Freezing cold weather is a serious problem for battery powered vehicles.

Either you keep the battery heated when not in use, or it will become partly or fully depleted.

Reliable and accessible battery heating is just not possible for a lot of people.

robo
27th July, 2012 @ 04:31 pm PDT

The materials in this vehicle are considerably lighter and stronger than steel. In an accident where a steel vehicle would crush, this vehicle would be more likely to bounce, with the occupants strapped securely inside. A lot like riding inside a crash helmet.

Steel is not the cleverest material to make vehicles. However the major vehicle manufacturers are vertically integrated with the steel industry and don't want to make vehicles out of anything else.

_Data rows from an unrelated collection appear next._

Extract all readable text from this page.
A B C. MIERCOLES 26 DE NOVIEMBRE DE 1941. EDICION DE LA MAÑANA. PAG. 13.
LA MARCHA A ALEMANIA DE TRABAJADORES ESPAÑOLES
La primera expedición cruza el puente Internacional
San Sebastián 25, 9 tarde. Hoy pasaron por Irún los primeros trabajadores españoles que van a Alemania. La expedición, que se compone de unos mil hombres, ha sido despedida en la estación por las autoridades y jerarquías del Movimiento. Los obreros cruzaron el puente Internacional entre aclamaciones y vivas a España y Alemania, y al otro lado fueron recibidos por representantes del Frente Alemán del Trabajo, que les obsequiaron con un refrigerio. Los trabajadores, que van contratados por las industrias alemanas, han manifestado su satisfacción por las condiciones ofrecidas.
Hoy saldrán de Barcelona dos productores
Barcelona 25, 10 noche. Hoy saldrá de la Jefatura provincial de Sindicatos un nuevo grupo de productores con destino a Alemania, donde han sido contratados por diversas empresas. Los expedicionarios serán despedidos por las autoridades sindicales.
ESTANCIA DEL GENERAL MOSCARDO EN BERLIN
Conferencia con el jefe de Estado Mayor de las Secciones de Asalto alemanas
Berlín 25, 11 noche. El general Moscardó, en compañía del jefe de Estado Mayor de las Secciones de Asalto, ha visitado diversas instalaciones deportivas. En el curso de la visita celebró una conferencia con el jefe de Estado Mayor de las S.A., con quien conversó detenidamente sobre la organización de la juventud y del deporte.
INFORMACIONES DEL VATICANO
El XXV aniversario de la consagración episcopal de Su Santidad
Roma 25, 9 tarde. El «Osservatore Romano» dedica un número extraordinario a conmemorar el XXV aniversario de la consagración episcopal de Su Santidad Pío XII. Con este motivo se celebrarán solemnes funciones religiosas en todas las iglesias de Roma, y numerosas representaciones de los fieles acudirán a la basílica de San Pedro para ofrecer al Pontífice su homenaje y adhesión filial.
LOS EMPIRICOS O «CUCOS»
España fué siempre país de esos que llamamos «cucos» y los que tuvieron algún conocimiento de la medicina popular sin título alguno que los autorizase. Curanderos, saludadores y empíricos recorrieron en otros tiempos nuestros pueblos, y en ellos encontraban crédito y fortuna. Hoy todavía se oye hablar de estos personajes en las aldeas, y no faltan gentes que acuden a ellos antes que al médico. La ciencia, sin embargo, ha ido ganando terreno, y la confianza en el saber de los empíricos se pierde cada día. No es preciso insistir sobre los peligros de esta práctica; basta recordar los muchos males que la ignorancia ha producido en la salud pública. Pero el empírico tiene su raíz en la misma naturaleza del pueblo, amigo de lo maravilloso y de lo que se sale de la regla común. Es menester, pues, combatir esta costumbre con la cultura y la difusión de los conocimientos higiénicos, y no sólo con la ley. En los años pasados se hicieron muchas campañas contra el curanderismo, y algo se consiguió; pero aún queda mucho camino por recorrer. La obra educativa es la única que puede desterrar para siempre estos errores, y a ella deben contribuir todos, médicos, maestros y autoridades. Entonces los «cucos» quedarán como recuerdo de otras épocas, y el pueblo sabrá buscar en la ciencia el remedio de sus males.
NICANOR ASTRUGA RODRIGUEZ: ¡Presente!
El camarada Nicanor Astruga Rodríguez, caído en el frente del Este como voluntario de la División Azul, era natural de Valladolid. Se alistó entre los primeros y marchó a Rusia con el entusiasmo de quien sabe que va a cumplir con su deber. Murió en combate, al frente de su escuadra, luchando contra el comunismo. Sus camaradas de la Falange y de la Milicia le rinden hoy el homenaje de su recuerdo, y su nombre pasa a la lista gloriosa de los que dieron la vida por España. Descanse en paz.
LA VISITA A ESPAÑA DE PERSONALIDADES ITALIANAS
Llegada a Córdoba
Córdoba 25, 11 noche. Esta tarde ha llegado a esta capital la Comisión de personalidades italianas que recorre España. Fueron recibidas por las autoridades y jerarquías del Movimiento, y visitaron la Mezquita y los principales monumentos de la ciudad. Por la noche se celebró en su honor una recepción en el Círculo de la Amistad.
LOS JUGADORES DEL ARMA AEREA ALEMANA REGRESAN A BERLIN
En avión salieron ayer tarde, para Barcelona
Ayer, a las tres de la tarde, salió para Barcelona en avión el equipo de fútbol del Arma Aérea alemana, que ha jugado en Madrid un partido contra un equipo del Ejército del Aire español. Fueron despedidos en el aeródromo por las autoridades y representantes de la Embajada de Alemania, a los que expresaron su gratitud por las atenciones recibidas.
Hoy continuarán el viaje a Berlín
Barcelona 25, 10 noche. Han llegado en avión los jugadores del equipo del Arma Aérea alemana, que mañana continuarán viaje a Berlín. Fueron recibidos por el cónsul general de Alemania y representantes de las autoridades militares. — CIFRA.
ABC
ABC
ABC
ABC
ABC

The next generation of transport is coming from new entry manufacturers like this, with complete choice of materials and drive train. The prices are going down and the technology is improving in leaps and bounds. I'm looking forward to a future of seriously efficient vehicles with excellent performance rather than these noisy, smelly dinosaurs we've been stuck with. I've loved them to bits but their day is done.

apprenticeearthwiz
27th July, 2012 @ 06:08 pm PDT

apprenticeearthwiz

^^^^^^

Battery trechnology and fuel cell has been said to be improving 'by leaps and bounds' for the past 20 years and each time, like fusion technology and is said to be just around the corner and will be available in the perrenial 5 years, 'may' 'will' 'most likely' etc etc . The problem with these kind of unproven cutting edge technology is that everytime they are fighting themselves with contraints by the laws of physics and thermodynamics, and with automobile application the contraints are even greater.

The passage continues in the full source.